The Harder They Come (1972)

2021 is the 10th anniversary of Midnight Only. To mark the occasion, this imaginary, rat-infested, leaky-roofed theater is raising the curtain on historically important midnight movies.

The Harder They Come (1972) was a midnight movie hit shortly after its US release in April 1973, playing the midnight slot for over 6 years at the Orson Welles Cinema in Cambridge, MA. But it stood apart from other long-running films that screened for the late-night crowd. It wasn’t a head trip like El Topo, an ironic revival like Reefer Madness, or a transgressive underground movie like Pink Flamingos. Perry Henzell’s film, shot in 16mm, belongs to the Jamaican streets. The dialogue, spoken by its non-professional cast, is delivered in a thick, export-unfriendly Jamaican Patois. The star, Jimmy Cliff, was a singer who, at the time of the film’s production, was largely unknown outside his native country. And today, the film is chiefly regarded as the one whose soundtrack caused reggae to spread like wildfire outside Jamaica. It was a pop culture seismic event with a distinct Before and After. Bob Marley, a singer since 1962, released his seminal 1973 Wailers record Catch a Fire several months after The Harder They Come‘s soundtrack hit record stores. American and British bands began to incorporate reggae rhythms into their albums. The film’s longevity as a midnight item can be attributed largely to the popularity of its record – it was an opportunity for audiences to see the movie whose disc they were already spinning.

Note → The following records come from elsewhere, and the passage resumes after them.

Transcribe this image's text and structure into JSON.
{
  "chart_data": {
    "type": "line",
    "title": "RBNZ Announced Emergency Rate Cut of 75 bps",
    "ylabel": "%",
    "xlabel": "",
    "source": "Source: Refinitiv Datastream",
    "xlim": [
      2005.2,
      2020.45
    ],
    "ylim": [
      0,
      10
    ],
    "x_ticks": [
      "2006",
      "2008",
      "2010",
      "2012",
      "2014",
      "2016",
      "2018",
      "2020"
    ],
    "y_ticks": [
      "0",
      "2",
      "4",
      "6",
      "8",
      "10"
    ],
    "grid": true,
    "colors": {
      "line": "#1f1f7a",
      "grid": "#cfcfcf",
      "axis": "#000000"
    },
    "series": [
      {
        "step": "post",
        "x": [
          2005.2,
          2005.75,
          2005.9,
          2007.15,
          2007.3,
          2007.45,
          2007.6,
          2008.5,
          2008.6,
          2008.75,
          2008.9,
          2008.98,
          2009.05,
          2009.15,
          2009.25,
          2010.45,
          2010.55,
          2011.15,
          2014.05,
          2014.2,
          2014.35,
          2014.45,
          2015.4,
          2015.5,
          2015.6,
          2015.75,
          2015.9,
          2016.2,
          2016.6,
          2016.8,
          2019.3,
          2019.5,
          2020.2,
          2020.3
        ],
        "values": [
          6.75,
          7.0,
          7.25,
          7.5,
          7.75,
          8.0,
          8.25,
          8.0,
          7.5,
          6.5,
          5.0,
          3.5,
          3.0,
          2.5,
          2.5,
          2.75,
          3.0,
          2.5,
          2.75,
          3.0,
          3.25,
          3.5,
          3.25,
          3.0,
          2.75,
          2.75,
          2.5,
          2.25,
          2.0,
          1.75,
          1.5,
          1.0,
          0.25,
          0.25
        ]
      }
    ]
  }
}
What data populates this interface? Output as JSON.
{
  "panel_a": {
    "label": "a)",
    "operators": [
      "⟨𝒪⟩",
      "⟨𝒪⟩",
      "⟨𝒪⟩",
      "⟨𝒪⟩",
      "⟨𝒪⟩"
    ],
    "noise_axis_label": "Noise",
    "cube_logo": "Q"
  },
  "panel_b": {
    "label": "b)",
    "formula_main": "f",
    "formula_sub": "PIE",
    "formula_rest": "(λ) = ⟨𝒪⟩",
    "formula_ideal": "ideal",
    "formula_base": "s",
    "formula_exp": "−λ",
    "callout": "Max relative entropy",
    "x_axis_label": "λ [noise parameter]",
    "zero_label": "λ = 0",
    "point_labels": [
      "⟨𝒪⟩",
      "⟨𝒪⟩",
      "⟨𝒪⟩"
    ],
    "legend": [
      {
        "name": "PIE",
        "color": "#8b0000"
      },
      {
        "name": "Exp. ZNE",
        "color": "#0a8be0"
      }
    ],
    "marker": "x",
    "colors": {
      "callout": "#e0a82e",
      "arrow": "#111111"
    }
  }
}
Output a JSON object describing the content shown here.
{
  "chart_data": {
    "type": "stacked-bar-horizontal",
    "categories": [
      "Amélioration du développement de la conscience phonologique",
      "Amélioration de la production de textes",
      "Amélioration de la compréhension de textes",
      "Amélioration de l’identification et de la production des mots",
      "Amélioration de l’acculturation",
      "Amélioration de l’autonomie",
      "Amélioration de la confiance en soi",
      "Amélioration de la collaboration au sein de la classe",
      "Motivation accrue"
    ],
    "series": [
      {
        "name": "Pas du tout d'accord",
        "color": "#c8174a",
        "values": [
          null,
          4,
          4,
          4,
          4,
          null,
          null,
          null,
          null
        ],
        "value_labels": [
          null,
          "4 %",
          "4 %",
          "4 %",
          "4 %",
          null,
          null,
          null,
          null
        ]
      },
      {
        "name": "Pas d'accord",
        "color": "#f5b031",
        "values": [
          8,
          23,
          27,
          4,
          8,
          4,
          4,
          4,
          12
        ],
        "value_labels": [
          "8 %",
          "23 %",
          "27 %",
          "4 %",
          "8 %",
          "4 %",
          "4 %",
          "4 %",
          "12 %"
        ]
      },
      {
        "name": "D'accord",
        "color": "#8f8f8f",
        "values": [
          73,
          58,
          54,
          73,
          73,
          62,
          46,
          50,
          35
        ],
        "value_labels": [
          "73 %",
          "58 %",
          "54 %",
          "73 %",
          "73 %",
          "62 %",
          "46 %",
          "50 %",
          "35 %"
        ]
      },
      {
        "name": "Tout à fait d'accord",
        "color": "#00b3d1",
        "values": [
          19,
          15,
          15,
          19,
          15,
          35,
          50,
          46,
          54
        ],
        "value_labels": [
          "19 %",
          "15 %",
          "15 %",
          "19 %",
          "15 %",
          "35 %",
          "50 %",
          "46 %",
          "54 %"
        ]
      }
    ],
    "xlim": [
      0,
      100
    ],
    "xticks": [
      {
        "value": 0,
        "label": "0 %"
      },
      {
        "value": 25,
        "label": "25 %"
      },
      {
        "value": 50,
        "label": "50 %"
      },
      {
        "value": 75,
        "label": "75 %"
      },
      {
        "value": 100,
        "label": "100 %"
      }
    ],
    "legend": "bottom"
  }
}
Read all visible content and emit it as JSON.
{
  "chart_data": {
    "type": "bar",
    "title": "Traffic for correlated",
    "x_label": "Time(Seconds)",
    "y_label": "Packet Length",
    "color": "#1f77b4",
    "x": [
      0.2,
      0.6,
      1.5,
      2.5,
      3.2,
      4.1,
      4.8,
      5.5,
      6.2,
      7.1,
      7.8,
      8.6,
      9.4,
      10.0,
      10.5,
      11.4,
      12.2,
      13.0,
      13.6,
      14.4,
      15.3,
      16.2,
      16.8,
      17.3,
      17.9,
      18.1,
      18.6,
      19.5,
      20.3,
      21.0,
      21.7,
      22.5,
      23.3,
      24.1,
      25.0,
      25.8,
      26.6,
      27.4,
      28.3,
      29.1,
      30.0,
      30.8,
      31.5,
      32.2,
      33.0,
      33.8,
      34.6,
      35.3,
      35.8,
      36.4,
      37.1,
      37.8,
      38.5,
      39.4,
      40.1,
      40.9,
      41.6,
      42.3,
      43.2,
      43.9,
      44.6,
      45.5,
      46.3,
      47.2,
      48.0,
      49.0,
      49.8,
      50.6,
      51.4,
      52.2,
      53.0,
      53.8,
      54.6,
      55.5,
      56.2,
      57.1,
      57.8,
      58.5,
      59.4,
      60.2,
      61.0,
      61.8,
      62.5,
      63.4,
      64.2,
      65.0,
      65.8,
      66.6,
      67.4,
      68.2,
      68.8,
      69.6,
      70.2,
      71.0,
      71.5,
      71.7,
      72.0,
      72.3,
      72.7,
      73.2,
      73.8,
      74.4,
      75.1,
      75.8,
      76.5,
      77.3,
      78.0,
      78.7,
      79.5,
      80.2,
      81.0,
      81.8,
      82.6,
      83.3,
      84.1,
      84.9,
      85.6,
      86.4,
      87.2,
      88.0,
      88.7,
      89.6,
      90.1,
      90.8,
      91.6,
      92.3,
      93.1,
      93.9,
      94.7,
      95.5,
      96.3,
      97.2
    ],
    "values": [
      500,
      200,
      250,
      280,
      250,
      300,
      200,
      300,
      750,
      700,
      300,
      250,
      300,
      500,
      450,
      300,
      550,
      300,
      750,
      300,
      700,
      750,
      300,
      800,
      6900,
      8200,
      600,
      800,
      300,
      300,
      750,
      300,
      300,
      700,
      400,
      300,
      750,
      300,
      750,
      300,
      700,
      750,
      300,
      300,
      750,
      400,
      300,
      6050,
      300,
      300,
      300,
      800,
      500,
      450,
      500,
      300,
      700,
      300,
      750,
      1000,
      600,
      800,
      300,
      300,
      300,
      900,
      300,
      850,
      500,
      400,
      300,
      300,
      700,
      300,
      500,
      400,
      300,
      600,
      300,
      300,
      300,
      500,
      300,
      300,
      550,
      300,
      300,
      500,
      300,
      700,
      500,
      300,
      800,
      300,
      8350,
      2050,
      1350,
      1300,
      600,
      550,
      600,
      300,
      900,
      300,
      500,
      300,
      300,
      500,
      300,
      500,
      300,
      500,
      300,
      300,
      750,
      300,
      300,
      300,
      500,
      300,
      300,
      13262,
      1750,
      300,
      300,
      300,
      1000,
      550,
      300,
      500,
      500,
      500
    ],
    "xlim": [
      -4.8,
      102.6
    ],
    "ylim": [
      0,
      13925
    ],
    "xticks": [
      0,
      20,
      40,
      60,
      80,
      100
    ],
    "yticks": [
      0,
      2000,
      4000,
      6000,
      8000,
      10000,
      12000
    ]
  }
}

Jimmy Cliff as Ivan Martin.

Inspired by real-life Jamaican gangster Vincent “Ivanhoe” Martin, aka Rhyging, who was shot down by police in 1948, The Harder They Come delivers a contemporary Kingston setting for its Ivanhoe Martin, played by Cliff. Henzell, who co-wrote the film with Trevor D. Rhone, takes his time building toward Martin’s descent into criminal activity. He is, at first, steeped in poverty and scrambling desperately for work. On the advice of his mother he reluctantly takes a job with a strict and fiery preacher (Basil Keane), then exerts his considerable charisma on the man’s young and wide-eyed ward, Elsa (Janet Bartley). A delivery job to the local recording studio sparks Ivan’s interest in recording a single. Elsa loans him the key to the church so he can practice, which enrages her father, driving Ivan back into the streets. To top it off – shades of Bicycle Thieves (1948) – his prized possession, the bicycle he’s been working to repair, has been stolen, and he slices up the culprit’s face with a knife, earning him a brutal whipping by the police. But, catching a break, he does record his song, “The Harder They Come,” for a greedy producer (Bob Charlton) who won’t pay him more than $20. When the song becomes a radio hit, Ivan is already on his way to a life of crime – his friend Jose (Carl Bradshaw) gives him a job running cannabis through town – but following a betrayal and Ivan’s shooting of a police officer, he makes a decision to embrace his popularity among the impoverished community, taking on the police with devil-may-care enthusiasm. An early scene in which he watches Django (1966) mow down cowboys in the mud while the audience hoots and hollers forms the template for his own outlaw hero, albeit one who is clumsier, short-sighted, and casually tempts fate with hubris.

Janet Bartley as Elsa.

Henzell’s choice to make a film featuring an almost entirely Black cast speaking in their own local dialect, concession-free (though the film was subtitled when it was released in the States), fueled the film’s popularity when it was released in Jamaica: a simple choice, but extraordinary representation in line with the film’s message of giving a voice to the invisible. Henzell’s neorealist, documentary-like approach lets his fictional characters walk through unstaged scenes of life in poverty, at one point panning his camera across a landfill where the poor dig through trash while Ivan looks on. Contrasting with such scenes are joyous, carnal moments. Elsa daydreaming during church service of standing nude in the waves, embracing Ivan. Ivan taking her on a bike ride through sunny Kingston. Ivan’s theft of a car from a hotel, speeding into green grass while Henzell’s camera drifts high above. And, of course, the music – Cliff’s title track, plus “You Can Get It If You Really Want,” “Many Rivers to Cross,” and “Sitting in Limbo”; Toots and the Maytals performing “Sweet and Dandy” in the recording studio while Cliff looks on in pleasure; the hypnotic “Johnny Too Bad” by The Slickers. The Harder They Come isn’t quite a reggae musical, but it can stand beside other films of its era, post-The Graduate, that trade a traditional score for pop music. It would be a memorable film without the music – it would! – but the vibrant songs provide the story a resonant heartbeat. The music is Ivan’s soul, keeping him sympathetic through his transformation into a Cagney-like Public Enemy – even through his affair with Jose’s girlfriend, betraying the exasperated Elsa who eventually goes back to live with the preacher. The music also becomes the anthem of the people as they help Ivan escape pursuit from the cops, scrawling messages on fences mocking them. When Ivan inevitably falls – cornered, sweaty and exhausted, but defiant – Henzell keeps tempo, his camera staggering across the sand alongside the antihero, cutting to black as Ivan finally drops to the ground. If Ivan doesn’t get a send-off on the scale of White Heat, it’s because Henzell has kept the film grounded, human-scaled. Because it stays at that level, it soars.